Thomson William, Lieut, Roxburghshire Seaforths

Lieutenant William Thomson

Date of Paper: 15.06.1917
Surname: Thomson
First Name(s): William
Rank: Lieutenant
Regiment: 4th Seaforths
Home Address: Alma Cottage, St Boswells, Roxburghshire

2nd/LT. WM. THOMSON, SEAFORTHS, ST.BOSWELLS

2nd/ Lieut. Wm. Thomson, 4th Seaforths, who received his discharge in February last consequent on wounds received in action, belongs to St. Boswells, Roxburghshire, where, at Alma Cottage, he is meantime resident with his people, but expects soon to go to London. Lt. Thomson joined what may now be called “the old” 2/4th Seaforths at Bedford on 23rd December, 1915, and went out as a private to the parent battalion just after its strenuous conflict at Neuve Chapelle in March, 1915. He was one of the earliest batches of men to come home for commissioned rank.

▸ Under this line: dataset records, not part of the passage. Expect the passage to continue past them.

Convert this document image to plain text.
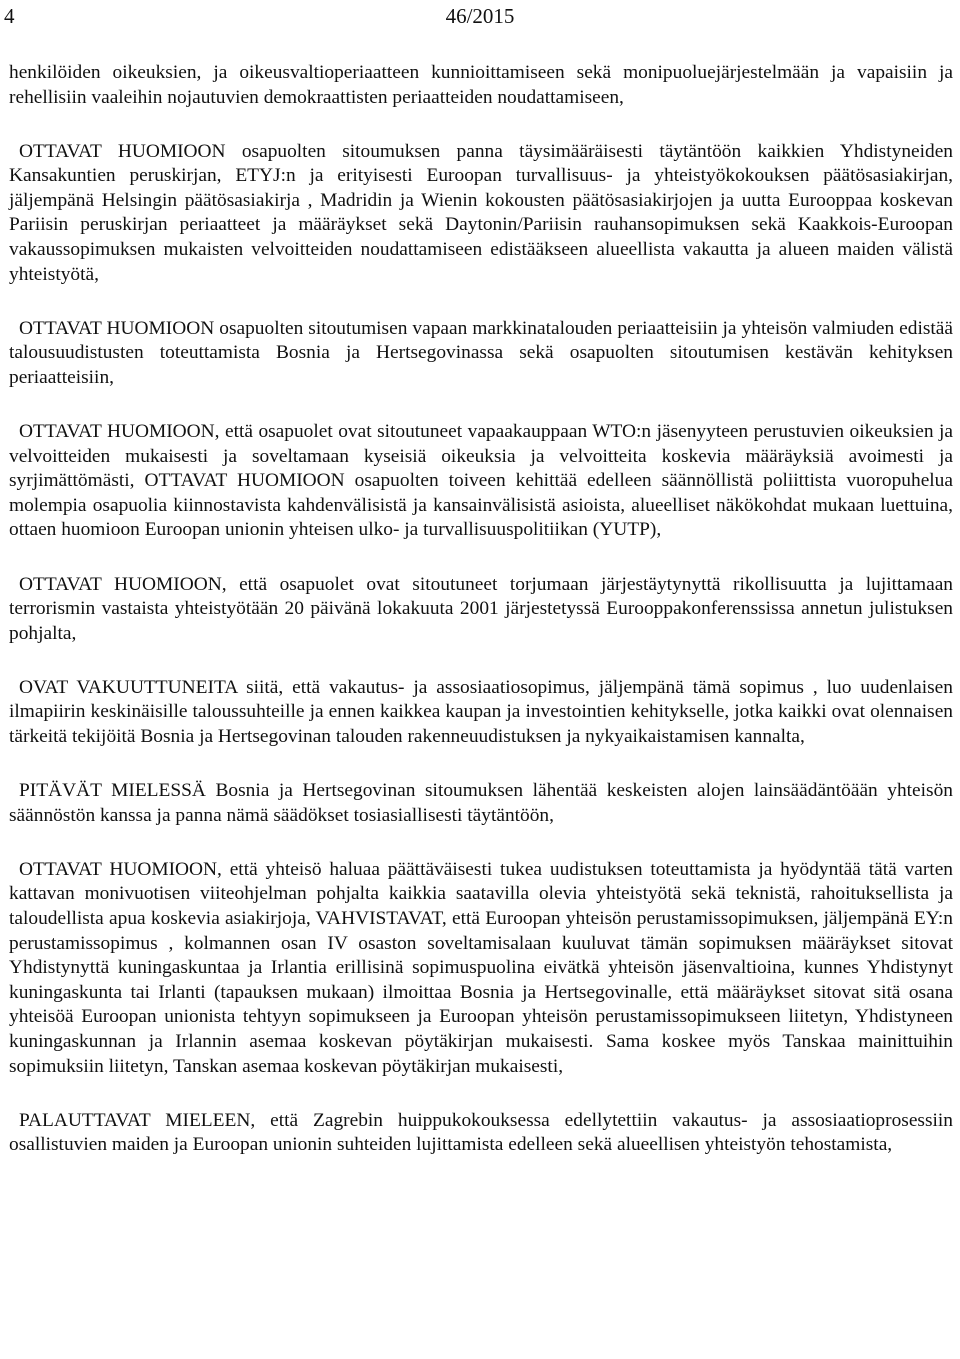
4	46/2015

henkilöiden oikeuksien, ja oikeusvaltioperiaatteen kunnioittamiseen sekä monipuoluejärjestelmään ja vapaisiin ja rehellisiin vaaleihin nojautuvien demokraattisten periaatteiden noudattamiseen,

OTTAVAT HUOMIOON osapuolten sitoumuksen panna täysimääräisesti täytäntöön kaikkien Yhdistyneiden Kansakuntien peruskirjan, ETYJ:n ja erityisesti Euroopan turvallisuus- ja yhteistyökokouksen päätösasiakirjan, jäljempänä Helsingin päätösasiakirja , Madridin ja Wienin kokousten päätösasiakirjojen ja uutta Eurooppaa koskevan Pariisin peruskirjan periaatteet ja määräykset sekä Daytonin/Pariisin rauhansopimuksen sekä Kaakkois-Euroopan vakaussopimuksen mukaisten velvoitteiden noudattamiseen edistääkseen alueellista vakautta ja alueen maiden välistä yhteistyötä,

OTTAVAT HUOMIOON osapuolten sitoutumisen vapaan markkinatalouden periaatteisiin ja yhteisön valmiuden edistää talousuudistusten toteuttamista Bosnia ja Hertsegovinassa sekä osapuolten sitoutumisen kestävän kehityksen periaatteisiin,

OTTAVAT HUOMIOON, että osapuolet ovat sitoutuneet vapaakauppaan WTO:n jäsenyyteen perustuvien oikeuksien ja velvoitteiden mukaisesti ja soveltamaan kyseisiä oikeuksia ja velvoitteita koskevia määräyksiä avoimesti ja syrjimättömästi, OTTAVAT HUOMIOON osapuolten toiveen kehittää edelleen säännöllistä poliittista vuoropuhelua molempia osapuolia kiinnostavista kahdenvälisistä ja kansainvälisistä asioista, alueelliset näkökohdat mukaan luettuina, ottaen huomioon Euroopan unionin yhteisen ulko- ja turvallisuuspolitiikan (YUTP),

OTTAVAT HUOMIOON, että osapuolet ovat sitoutuneet torjumaan järjestäytynyttä rikollisuutta ja lujittamaan terrorismin vastaista yhteistyötään 20 päivänä lokakuuta 2001 järjestetyssä Eurooppakonferenssissa annetun julistuksen pohjalta,

OVAT VAKUUTTUNEITA siitä, että vakautus- ja assosiaatiosopimus, jäljempänä tämä sopimus , luo uudenlaisen ilmapiirin keskinäisille taloussuhteille ja ennen kaikkea kaupan ja investointien kehitykselle, jotka kaikki ovat olennaisen tärkeitä tekijöitä Bosnia ja Hertsegovinan talouden rakenneuudistuksen ja nykyaikaistamisen kannalta,

PITÄVÄT MIELESSÄ Bosnia ja Hertsegovinan sitoumuksen lähentää keskeisten alojen lainsäädäntöään yhteisön säännöstön kanssa ja panna nämä säädökset tosiasiallisesti täytäntöön,

OTTAVAT HUOMIOON, että yhteisö haluaa päättäväisesti tukea uudistuksen toteuttamista ja hyödyntää tätä varten kattavan monivuotisen viiteohjelman pohjalta kaikkia saatavilla olevia yhteistyötä sekä teknistä, rahoituksellista ja taloudellista apua koskevia asiakirjoja, VAHVISTAVAT, että Euroopan yhteisön perustamissopimuksen, jäljempänä EY:n perustamissopimus , kolmannen osan IV osaston soveltamisalaan kuuluvat tämän sopimuksen määräykset sitovat Yhdistynyttä kuningaskuntaa ja Irlantia erillisinä sopimuspuolina eivätkä yhteisön jäsenvaltioina, kunnes Yhdistynyt kuningaskunta tai Irlanti (tapauksen mukaan) ilmoittaa Bosnia ja Hertsegovinalle, että määräykset sitovat sitä osana yhteisöä Euroopan unionista tehtyyn sopimukseen ja Euroopan yhteisön perustamissopimukseen liitetyn, Yhdistyneen kuningaskunnan ja Irlannin asemaa koskevan pöytäkirjan mukaisesti. Sama koskee myös Tanskaa mainittuihin sopimuksiin liitetyn, Tanskan asemaa koskevan pöytäkirjan mukaisesti,

PALAUTTAVAT MIELEEN, että Zagrebin huippukokouksessa edellytettiin vakautus- ja assosiaatioprosessiin osallistuvien maiden ja Euroopan unionin suhteiden lujittamista edelleen sekä alueellisen yhteistyön tehostamista,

On 12th July, 1915, he returned to France, and on 12th October in the same year, along with other two officers, he was wounded by shell fire. Indeed so serious were his wounds – the base of the skull was fractured – that grave anxiety was felt as to his chances of pulling through. He was brought home, and remained unconscious till visited at the Empire Hospital, London, by his sister in December. Twelve months after being wounded – in October last year – he reported to Ripon, and was posted to his earliest unit somewhere on the coast on the second anniversary of his joining up. In Februray, 1917, he received his discharge, and regrets greatly his inability to be once more with the boys. He sends to all his kindliest greetings and best wishes for their good luck.

Photo: #6653

Veryard A W, Pte, Essex Seaforths

Private A. W. Veryard

Date of Paper: 12.11.1915
Surname: Veryard
First Name(s): A. W.
Rank: Private
Regiment: 1/4th Seaforths
Home Address: 26, Percy Road, Leytonstone, Essex

Private A. W. Veryard, 1/4th Seaforths, wounded on 25th May, 1915, died of wounds 26th May, 1915. He was a son of Mr Veryard, 26 Percy Road, Leytonstone, Essex, and was a clerk at Somerset House. He joined the 4th Seaforths on 5th September, 1914, and went to France with the Battalion in November. He was in the firing line early in December, and went through the battle of Neuve Chapelle. He spent his 20th birthday in the trenches.